Essentially, a tempo run is a faster-paced workout.
But, to help break down the details, think of the run as a sandwich. The warm-up and cool-down phases are the slices of bread, holding together a comfortably hard pace or the meat. By “comfortably hard”, we mean a pace that’s challenging to maintain, but not to the point of where it feels like you’re racing. It’s not an all-out effort, but still, a pace where you’d be more than happy to slow down. An article on Runners World provides more information on this concept.
To determine what a comfortably hard pace means for you, use any of these four methods:
Since the majority of a tempo run is done at a comfortably hard pace, you are continually pushing yourself to run faster. Over time, this leads to an increase in speed.

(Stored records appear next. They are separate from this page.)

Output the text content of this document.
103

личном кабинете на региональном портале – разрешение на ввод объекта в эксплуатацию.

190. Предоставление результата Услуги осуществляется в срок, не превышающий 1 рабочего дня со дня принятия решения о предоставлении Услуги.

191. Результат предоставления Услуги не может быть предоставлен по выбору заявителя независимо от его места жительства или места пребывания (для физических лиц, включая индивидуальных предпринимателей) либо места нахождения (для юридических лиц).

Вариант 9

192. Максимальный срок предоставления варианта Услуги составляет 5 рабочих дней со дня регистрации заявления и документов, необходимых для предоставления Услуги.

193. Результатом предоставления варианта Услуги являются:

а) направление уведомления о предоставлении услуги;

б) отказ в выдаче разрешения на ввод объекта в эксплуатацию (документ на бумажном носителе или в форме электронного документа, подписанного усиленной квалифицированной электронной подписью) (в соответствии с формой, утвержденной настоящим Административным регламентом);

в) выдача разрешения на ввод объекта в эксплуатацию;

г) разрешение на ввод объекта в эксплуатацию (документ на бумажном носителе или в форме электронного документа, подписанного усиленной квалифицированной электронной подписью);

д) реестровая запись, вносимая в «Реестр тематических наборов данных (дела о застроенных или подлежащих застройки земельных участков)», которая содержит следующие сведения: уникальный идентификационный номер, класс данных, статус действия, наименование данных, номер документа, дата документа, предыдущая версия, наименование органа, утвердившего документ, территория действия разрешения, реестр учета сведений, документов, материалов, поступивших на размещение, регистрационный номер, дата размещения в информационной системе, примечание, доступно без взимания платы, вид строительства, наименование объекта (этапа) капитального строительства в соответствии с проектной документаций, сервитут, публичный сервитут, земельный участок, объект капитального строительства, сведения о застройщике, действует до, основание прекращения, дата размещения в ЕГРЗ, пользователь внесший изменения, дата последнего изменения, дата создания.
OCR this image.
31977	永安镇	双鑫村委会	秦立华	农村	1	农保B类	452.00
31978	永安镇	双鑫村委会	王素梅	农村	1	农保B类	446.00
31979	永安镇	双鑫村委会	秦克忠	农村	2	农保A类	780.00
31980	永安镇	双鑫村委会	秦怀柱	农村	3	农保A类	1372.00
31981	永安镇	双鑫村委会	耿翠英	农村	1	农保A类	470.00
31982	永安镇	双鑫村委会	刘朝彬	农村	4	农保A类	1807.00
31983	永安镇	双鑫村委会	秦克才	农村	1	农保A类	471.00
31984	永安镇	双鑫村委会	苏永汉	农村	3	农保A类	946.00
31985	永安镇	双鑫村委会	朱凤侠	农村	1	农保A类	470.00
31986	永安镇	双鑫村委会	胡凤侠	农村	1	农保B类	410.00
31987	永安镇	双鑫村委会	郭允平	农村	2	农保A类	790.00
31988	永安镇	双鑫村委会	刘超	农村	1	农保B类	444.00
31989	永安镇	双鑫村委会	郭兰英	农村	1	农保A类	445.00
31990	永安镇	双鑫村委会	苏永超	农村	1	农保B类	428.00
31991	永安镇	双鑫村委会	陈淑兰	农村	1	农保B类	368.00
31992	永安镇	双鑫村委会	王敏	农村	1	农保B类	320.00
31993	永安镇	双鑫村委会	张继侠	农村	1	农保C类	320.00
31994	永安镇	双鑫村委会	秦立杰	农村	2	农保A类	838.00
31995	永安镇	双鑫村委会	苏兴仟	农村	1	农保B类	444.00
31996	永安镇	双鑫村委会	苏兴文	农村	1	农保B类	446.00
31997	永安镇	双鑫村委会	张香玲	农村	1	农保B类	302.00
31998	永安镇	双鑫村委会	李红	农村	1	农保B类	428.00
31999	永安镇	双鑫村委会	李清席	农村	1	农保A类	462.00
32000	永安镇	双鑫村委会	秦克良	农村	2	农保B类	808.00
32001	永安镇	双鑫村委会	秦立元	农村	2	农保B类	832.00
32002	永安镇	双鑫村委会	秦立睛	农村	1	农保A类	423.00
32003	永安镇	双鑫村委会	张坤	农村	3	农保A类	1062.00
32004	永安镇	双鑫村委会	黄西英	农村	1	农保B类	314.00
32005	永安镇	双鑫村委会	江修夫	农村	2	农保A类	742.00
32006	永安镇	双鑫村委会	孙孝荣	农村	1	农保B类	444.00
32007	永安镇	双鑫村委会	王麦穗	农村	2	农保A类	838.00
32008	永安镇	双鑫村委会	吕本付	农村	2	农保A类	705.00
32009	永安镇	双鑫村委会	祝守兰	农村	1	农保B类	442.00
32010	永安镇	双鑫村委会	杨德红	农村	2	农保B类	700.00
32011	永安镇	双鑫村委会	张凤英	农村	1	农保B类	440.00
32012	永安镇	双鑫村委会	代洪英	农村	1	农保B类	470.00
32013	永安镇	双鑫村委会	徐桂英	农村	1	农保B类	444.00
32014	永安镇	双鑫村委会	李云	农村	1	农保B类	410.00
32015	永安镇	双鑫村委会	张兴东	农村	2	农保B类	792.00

This gradual boost in pace is achieved because tempo runs progressively increase your lactate threshold or the point at which your body will start to fatigue. This trains your body to use the byproducts of metabolism more effectively. With a lower threshold and less training, byproducts produced during running can cause muscle fatigue and impede your ability to maintain your run. For a more detailed description of lactate threshold, listen to Podcast 27.
Tempo runs may be difficult, but they’re important.
Not only will these training runs increase your speed, but they’ll also help you to focus on your pace, improve your technique, and build a tougher mental capability.
By employing tempo runs in your training, you are teaching your muscles how to work harder and longer which will only help you to become a faster and more efficient runner.
Tempo runs are important in improving your performance, so make one of your weekly runs a tempo. Although tempo runs are considered speed work, they do not put as much stress on your body as other training runs. This means that you do not need a prolonged period of recovery after a tempo run. You can even do a tempo run one day and a long run the next.
Tempo runs are great for any training distance, but, when preparing for races of longer distances, you should involve them during the peak of your training.